Pflanzen und nackte Körper bei Robert Mapplethorpe

Der US-amerikanische Fotograf und Künstler Robert Mapplethorpe sah in Blumen und Pilzen vor allem erotische Motive. Im Zentrum seiner Kunst standen meist Stillleben, Porträts und nackte Männerkörper. Mapplethorpe interpretiert die Blüten als „Geschlechtsorgane der Pflanzen“, erläutert der Hirmer-Katalog „Flowers & Mushrooms“ im Essay über Botanik, Erotik und Sexualität. Der Künstler inszeniert Details nackter Körper und stellt die Fotos den Aufnahmen von Blumen gegenüber – etwa einen männlichen Rumpf einem Strauß von Schwertlilien. Überraschende Parallelen werden so sichtbar.

Blumen und Pilze in der Pop-Art

Die Künstler der Pop-Art sahen Blumen aus einer anderen Perspektive: Sie griffen bewusst die als trivial und oberflächlich geltenden Motive auf und verfremdeten sie. Andy Warhol beispielsweise verwendete für seine berühmten „Flowers“-Siebdrucke ein Blumenmotiv aus der Zeitschrift „Modern Photography“ als Vorlage. Er veränderte sie und experimentierte mit Farben, Formen und Größen. Etwa 500 Bilder produzierte er so zu diesem Thema.

Die „Flowers & Mushrooms“ des Hirmer Verlags

„Flowers & Mushrooms“ bietet eine umfangreiche Zusammenstellung von Blumen und Pilzen in der modernen Kunst.
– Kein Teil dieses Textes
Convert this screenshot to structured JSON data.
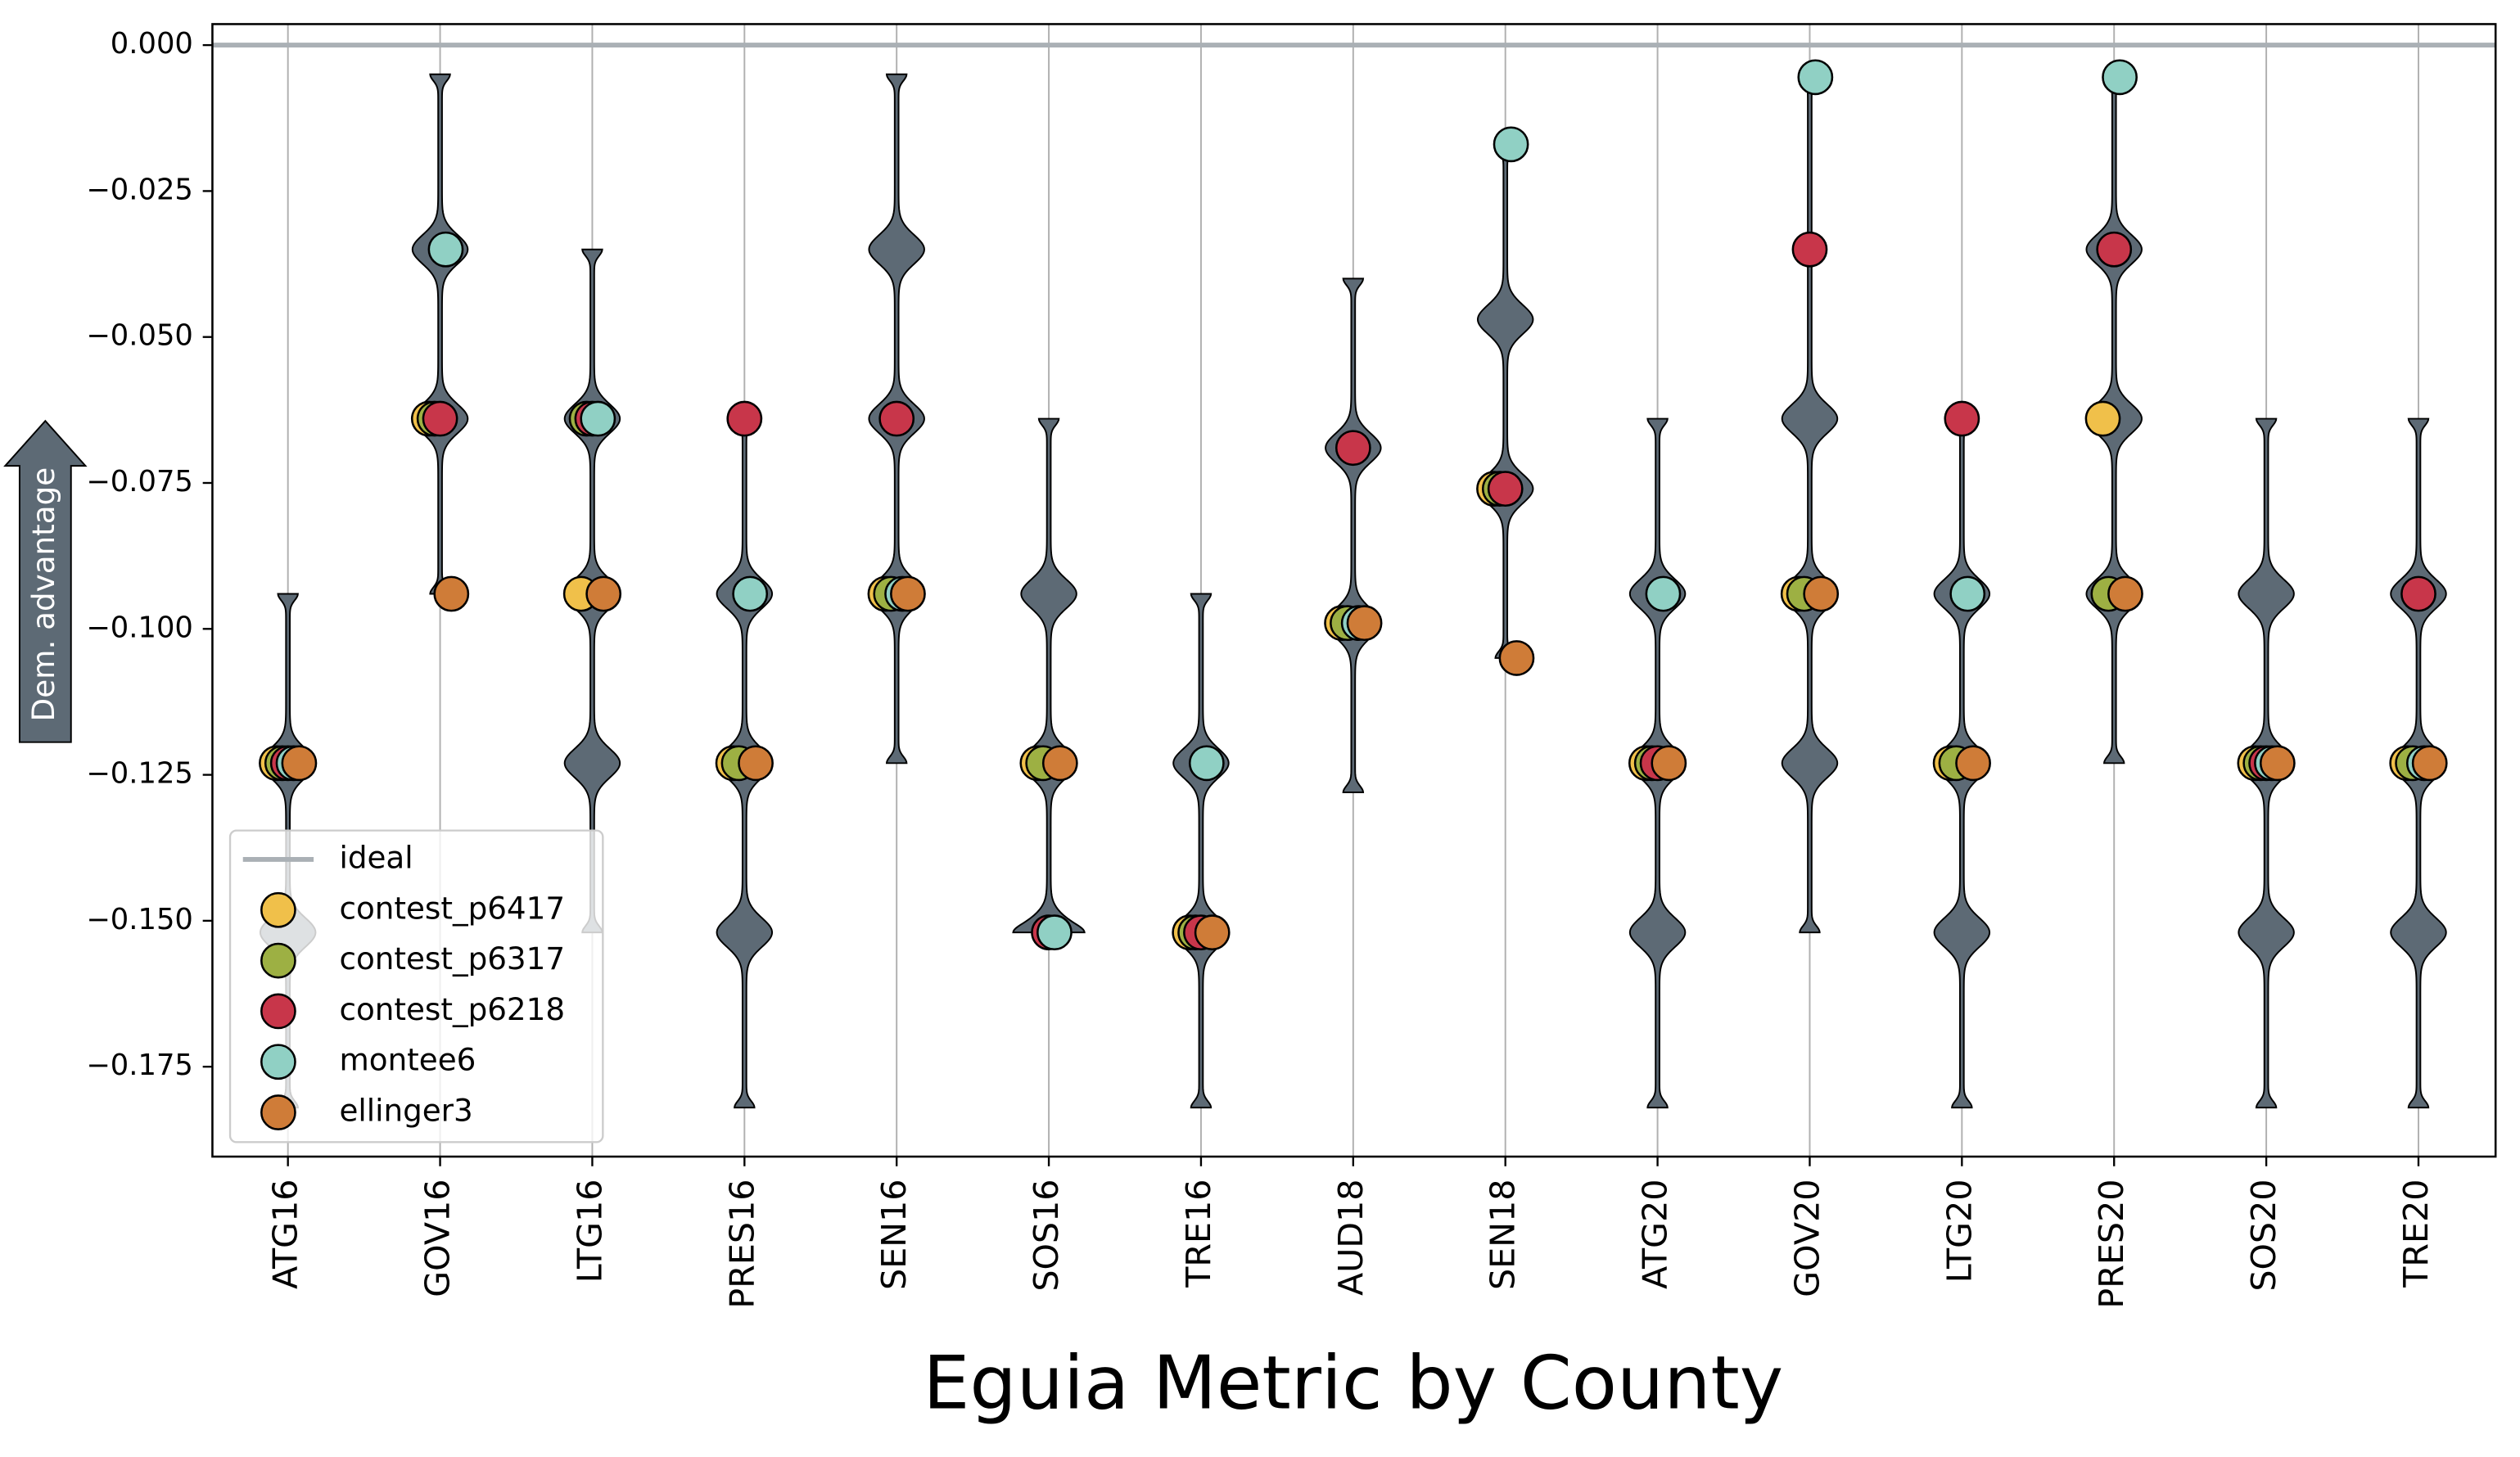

Der Katalog begleitet eine Ausstellung im Salzburger Museum der Moderne, die dort bis Oktober 2013 zu sehen ist. Er orientiert sich am Aufbau der Ausstellung und ordnet die Kunstwerke in thematische Bereiche ein, zum Beispiel „Natur versus Künstlichkeit. Die domestizierte Natur“ oder „Les Fleurs du Mal. Über Sein und Schein“. Jedem Abschnitt ist ein einleitender Essay vorangestellt, der den Lesern die Werke nahebringt. Den Abschluss bildet ein Auszug aus dem bisher unveröffentlichten „Versuch über einen Pilznarren“ von Peter Handke.